Solr, Episode 1

egig.github.io | December 24th, 2017 | #search-engine #solr

I learnt a lot of interesting things. This has been a few months, since I started to read about search engine, particularly Solr. I need it because of the requirement at work, but I am really happy to do that. That was fun. So these are what I’ve got so far.

Solr is all about feeding it with data and how you get the data back. When we feed Solr with data, thats called indexing. When we need to get the data back, thats called Query. So two activity that always we do when working with solr is Indexing and Query-ing. If you ever using Database Sql, its like you just do INSERT INTO and SELECT something FROM. Thats simplest explanation.

Here is some of term I have to familiar with when working with Solr: Documents, Fields, Field Type, Core, Analyzer, Tokenizer, Filter, Query Parser, etc. Indexing and Query-ing involves some collection of documents, kind of JSON object, in Solr app its called Core. How documents saved and queried, it depends on the field type of fields of the document.
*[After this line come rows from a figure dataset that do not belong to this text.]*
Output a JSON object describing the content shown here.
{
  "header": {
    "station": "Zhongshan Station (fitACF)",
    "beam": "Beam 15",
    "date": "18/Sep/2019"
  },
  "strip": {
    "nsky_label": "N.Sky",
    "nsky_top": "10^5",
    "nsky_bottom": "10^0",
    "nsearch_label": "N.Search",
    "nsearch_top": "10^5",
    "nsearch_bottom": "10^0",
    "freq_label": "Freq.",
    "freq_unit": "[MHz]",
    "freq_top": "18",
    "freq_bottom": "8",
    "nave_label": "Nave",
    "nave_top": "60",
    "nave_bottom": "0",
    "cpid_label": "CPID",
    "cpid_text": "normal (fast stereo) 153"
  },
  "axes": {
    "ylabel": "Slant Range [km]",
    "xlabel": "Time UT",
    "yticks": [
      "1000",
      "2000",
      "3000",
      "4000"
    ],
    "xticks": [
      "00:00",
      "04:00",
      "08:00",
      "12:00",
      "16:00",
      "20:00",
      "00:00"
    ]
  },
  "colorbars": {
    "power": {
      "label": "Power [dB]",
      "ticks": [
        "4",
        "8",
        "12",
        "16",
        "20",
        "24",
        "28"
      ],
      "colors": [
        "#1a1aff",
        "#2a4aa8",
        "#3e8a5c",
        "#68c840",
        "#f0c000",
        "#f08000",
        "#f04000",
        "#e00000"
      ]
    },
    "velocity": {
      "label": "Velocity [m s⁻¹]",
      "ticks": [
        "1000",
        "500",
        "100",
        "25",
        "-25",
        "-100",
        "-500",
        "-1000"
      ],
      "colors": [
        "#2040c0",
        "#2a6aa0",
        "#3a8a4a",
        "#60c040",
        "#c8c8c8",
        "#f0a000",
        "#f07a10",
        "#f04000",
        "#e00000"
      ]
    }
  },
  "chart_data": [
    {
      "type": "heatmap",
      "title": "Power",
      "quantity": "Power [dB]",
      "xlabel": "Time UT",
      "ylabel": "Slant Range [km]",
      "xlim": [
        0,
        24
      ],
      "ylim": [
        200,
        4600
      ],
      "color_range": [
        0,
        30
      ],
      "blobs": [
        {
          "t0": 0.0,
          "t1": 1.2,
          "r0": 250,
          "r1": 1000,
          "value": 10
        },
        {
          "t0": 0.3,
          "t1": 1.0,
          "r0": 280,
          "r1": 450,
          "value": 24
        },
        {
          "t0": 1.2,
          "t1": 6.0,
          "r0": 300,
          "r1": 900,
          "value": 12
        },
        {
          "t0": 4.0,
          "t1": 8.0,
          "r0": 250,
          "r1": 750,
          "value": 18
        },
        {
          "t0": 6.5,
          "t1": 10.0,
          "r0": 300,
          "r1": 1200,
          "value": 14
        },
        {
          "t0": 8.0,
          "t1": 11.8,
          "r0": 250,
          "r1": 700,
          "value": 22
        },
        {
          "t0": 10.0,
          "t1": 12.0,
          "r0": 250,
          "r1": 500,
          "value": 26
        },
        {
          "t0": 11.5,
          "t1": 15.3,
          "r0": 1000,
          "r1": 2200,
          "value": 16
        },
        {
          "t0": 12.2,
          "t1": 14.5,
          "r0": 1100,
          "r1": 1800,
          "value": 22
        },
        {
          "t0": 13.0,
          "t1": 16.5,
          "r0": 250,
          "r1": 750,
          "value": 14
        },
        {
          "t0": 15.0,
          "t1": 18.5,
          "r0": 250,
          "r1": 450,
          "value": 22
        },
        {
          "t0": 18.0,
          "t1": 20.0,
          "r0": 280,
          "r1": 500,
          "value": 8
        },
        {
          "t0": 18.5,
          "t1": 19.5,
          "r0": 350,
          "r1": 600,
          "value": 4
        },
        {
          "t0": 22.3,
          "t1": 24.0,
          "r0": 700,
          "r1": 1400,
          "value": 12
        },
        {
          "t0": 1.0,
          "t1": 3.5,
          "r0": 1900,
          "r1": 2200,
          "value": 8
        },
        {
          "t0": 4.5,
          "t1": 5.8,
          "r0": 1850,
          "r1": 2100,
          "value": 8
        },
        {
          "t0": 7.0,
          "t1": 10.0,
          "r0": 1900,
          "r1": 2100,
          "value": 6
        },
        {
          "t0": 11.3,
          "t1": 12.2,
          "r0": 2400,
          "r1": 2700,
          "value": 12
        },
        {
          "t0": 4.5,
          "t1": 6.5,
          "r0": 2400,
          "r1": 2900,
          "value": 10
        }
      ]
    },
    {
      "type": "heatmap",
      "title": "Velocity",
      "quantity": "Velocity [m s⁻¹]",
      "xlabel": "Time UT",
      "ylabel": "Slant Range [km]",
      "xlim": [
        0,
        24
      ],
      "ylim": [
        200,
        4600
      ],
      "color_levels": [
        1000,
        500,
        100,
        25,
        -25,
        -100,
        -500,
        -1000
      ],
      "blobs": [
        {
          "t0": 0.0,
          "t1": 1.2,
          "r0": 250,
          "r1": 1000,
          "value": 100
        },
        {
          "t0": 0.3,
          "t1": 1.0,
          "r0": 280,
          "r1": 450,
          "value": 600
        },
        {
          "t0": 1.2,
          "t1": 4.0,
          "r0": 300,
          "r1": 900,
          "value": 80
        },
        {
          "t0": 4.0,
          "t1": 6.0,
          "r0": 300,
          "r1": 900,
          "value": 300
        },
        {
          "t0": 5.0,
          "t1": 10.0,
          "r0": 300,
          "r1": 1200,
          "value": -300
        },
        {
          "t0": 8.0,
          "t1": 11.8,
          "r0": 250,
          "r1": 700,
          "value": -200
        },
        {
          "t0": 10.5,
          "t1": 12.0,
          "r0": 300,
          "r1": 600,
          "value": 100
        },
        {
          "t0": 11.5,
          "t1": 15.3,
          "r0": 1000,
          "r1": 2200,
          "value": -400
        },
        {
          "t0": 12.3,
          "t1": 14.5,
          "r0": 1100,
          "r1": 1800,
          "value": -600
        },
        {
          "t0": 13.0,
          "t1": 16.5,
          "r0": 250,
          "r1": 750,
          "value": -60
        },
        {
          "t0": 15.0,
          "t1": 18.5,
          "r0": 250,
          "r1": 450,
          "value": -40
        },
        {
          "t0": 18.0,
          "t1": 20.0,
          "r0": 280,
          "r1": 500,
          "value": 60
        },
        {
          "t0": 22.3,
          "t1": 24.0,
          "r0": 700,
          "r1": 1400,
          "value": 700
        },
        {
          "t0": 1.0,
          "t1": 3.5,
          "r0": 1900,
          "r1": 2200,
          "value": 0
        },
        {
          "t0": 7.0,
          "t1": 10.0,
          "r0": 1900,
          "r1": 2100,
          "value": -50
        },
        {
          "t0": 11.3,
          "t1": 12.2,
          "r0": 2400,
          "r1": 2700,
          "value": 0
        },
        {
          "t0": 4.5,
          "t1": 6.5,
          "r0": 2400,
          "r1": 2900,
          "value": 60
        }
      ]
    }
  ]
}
Each field type have certain Analyzer. There are two kind of analyzer: Index and Query. Index analyzer, is used when we do the indexing. Query analyzer is used when we do the query.

Each analyzer might be consists of Tokenizer and Filter. Tokenizer and Filter are used to process the text of the documents that we send or fetch. So different with conventional database, Solr saves data what we gave in original form and as another processed form, called index, thats why we called it indexing. CMIIF please.

In regular web app, we use the term ‘Route’ to create web page, or handle web request. In Solr we called it RequestHandler to handle the query we sent (Request). UpdateHandler to handle the data we send, to be saved/indexed. Request Handler is configured in solrconfig.xml in each core conf directory.

Next I might be write about Query Parser and Search Component.